Eng. Computing, 2000, 38, 503-506). They use shank data as a method of
determining HS and TO overground. The trick is how to make it work for
treadmill data. During overground gait, the shank is always moving forward
in the inertial frame. However, in treadmill gait, the shank moves forward
always in the treadmill reference frame, but moves forward and backward in
the inertial reference frame.

It seems like a reversal of forward to rearward angular velocity of the
shank should occur near HS, although I am not sure if this is an absolute.
It is possible that the rearward motion of the shank precedes HS by a small
interval. Maybe another way to say this is that if you are standing on the
side of the treadmill and the person is facing the left, I would expect a
clockwise (CW) rotation of the shank as the leg swings, which reverses to a
CCW rotation near HS. TO is tougher, although I would expect a 'jump' in
shank AV magnitude as TO occurs and the leg begins to swing.

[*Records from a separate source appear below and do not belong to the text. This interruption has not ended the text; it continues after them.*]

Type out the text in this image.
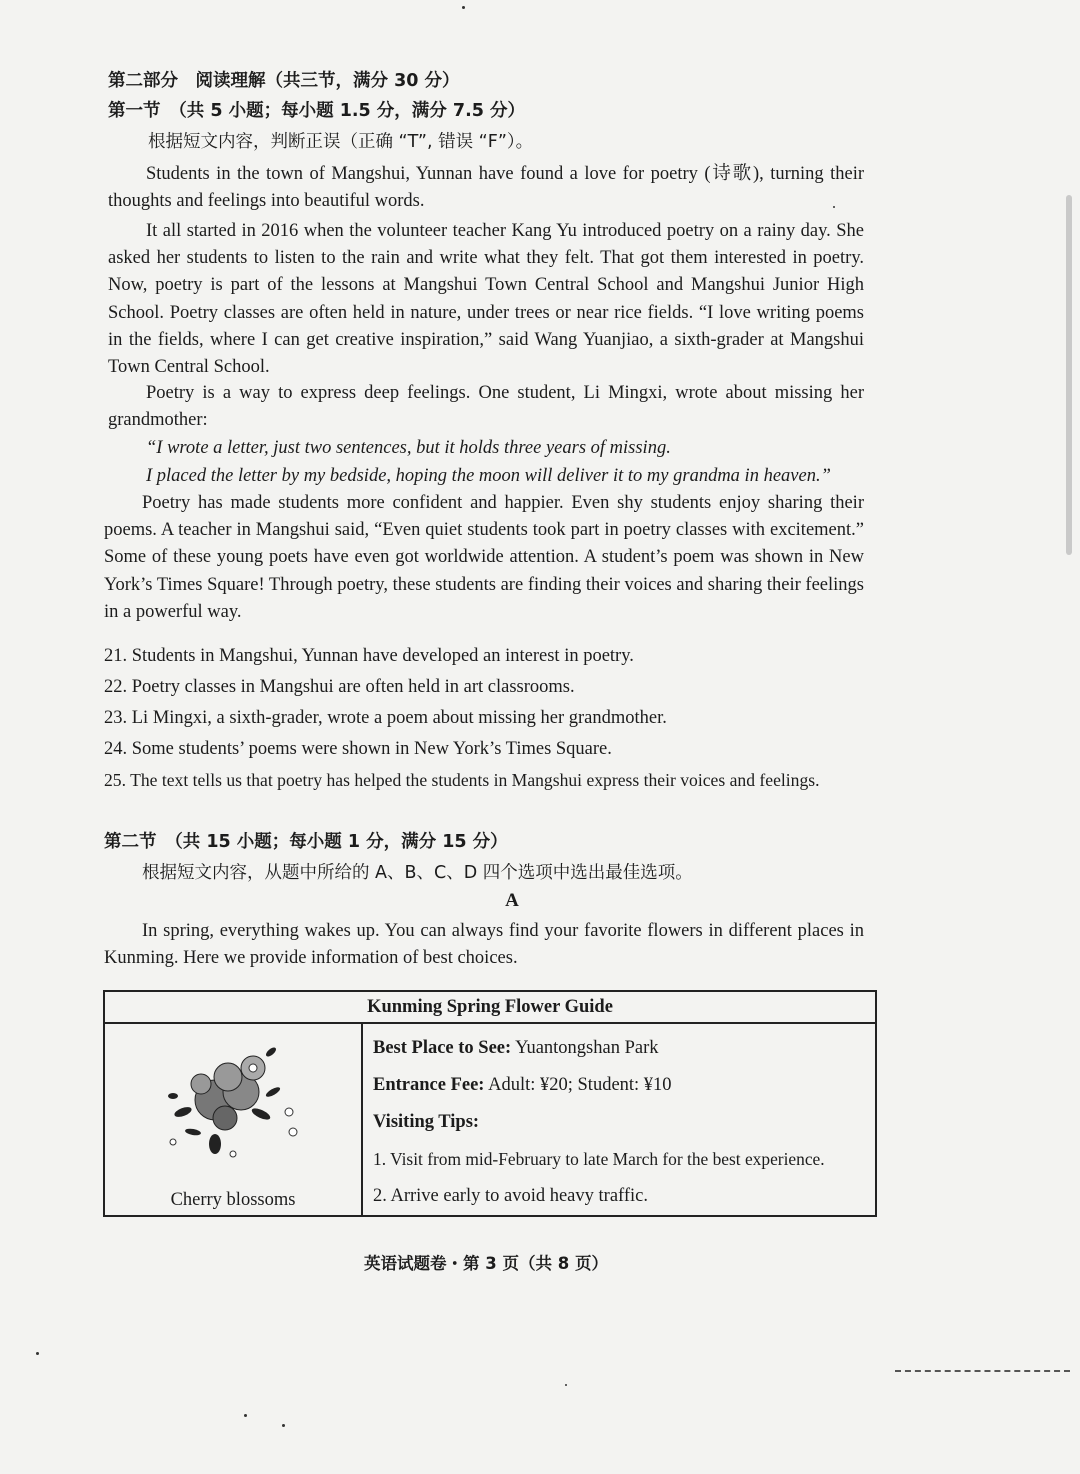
第二部分　阅读理解（共三节，满分 30 分）
第一节　（共 5 小题；每小题 1.5 分，满分 7.5 分）
根据短文内容，判断正误（正确 “T”, 错误 “F”）。

Students in the town of Mangshui, Yunnan have found a love for poetry (诗歌), turning their thoughts and feelings into beautiful words.

It all started in 2016 when the volunteer teacher Kang Yu introduced poetry on a rainy day. She asked her students to listen to the rain and write what they felt. That got them interested in poetry. Now, poetry is part of the lessons at Mangshui Town Central School and Mangshui Junior High School. Poetry classes are often held in nature, under trees or near rice fields. “I love writing poems in the fields, where I can get creative inspiration,” said Wang Yuanjiao, a sixth-grader at Mangshui Town Central School.

Poetry is a way to express deep feelings. One student, Li Mingxi, wrote about missing her grandmother:

“I wrote a letter, just two sentences, but it holds three years of missing.
I placed the letter by my bedside, hoping the moon will deliver it to my grandma in heaven.”

Poetry has made students more confident and happier. Even shy students enjoy sharing their poems. A teacher in Mangshui said, “Even quiet students took part in poetry classes with excitement.” Some of these young poets have even got worldwide attention. A student’s poem was shown in New York’s Times Square! Through poetry, these students are finding their voices and sharing their feelings in a powerful way.

21. Students in Mangshui, Yunnan have developed an interest in poetry.
22. Poetry classes in Mangshui are often held in art classrooms.
23. Li Mingxi, a sixth-grader, wrote a poem about missing her grandmother.
24. Some students’ poems were shown in New York’s Times Square.
25. The text tells us that poetry has helped the students in Mangshui express their voices and feelings.
第二节　（共 15 小题；每小题 1 分，满分 15 分）
根据短文内容，从题中所给的 A、B、C、D 四个选项中选出最佳选项。
A

In spring, everything wakes up. You can always find your favorite flowers in different places in Kunming. Here we provide information of best choices.

Kunming Spring Flower Guide

Cherry blossoms

Best Place to See: Yuantongshan Park
Entrance Fee: Adult: ¥20; Student: ¥10
Visiting Tips:
1. Visit from mid-February to late March for the best experience.
2. Arrive early to avoid heavy traffic.
英语试题卷・第 3 页（共 8 页）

Do you have AV info on the shank?

Dear Evie
Currently, I have defined a method which can be refered to as SET (Sagittal
Extremim Technique). the abstract has been accepted for salfod
international biomechanic conference. I am preparing the full paper.
attached is the abstract. if you think this method might help, and you need
more information about it please dont hesitate to contact me.

Behdad Tahayori
Research Officer
SUMS,School of Rehabilitation, Iran
Tel: +98-711-6261081
Fax: +98-711-6272495
mobile: +98-917 7029441
Good Afternoon,

I saw your posting on bmch-l about treadmill stance determination. I know
of one running paper, which developed a method to determine stance using
kinematic shank and foot data. I hope it helps.

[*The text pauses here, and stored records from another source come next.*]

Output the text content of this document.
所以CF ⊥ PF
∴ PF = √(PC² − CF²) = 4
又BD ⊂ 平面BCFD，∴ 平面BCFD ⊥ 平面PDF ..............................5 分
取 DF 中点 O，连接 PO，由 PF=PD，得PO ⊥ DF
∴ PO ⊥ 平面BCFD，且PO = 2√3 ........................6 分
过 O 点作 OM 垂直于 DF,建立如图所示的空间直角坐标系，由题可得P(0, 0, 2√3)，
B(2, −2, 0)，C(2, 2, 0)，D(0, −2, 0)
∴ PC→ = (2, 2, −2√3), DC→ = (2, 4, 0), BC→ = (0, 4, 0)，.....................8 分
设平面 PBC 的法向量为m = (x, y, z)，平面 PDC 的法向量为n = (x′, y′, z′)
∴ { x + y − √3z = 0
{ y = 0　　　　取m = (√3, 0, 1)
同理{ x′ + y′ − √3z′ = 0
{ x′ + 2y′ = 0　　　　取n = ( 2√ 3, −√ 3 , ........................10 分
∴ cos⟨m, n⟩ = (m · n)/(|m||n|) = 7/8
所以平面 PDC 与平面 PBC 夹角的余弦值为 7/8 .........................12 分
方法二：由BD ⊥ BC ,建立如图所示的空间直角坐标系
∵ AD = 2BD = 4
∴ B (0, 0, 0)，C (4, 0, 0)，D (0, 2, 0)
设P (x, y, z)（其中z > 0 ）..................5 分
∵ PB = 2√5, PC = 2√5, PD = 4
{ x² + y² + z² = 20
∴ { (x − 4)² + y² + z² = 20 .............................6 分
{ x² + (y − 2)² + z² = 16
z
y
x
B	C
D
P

Hreljac, A and Stergiou, N. 2000. Phase determination during normal running
using kinematic data. Med Biol Eng Comput. Sept;38(5):503-6.

Good Luck!

Becky Fellin
Research Assistant
University of Delaware
i expect you would get a number of relevant responses about this, but this
may work for you. in the not so distance past (~6 months ago) i received
some info on low cost force sensing strips/pads. as i recall they might
give you a low resolution profile of foot impact if you digitized the
output. if you want i could search out the info.

Dear Evie Burnet,

in our lab at the Department of Movement and Sport Sciences at the Ghent
University (Belgium), we have the same problems. We tried insoles to detect
gait events, but they were also damaged really fast.
It is our purpose to investigate gait also in overground conditions.
we can not alway acquire kinematic data.

I would appreciate if you keep me in touch with this problem.

Kind regards,

Kristof De Smet
Department of Movement and Sports Sciences
Watersportlaan 2
B-9000 Gent
Tel +32 (0)9 264 63 12
GSM +32 (0)486 41 56 20
Fax +32 (0)9 264 64 84
Dear Evie

The switches I am using at present seem very reliable although I have not
used them running they have lasted for many hours without breakdown. They
switches are designed for TV remote controls and the like and are about 4mm
thick the only ID numbers on them are DIP / B but I but them from the local
electronics store for about 80p ($1.40) each. I mount then in 3mm self
adhesive poron and are very comfortable underfoot.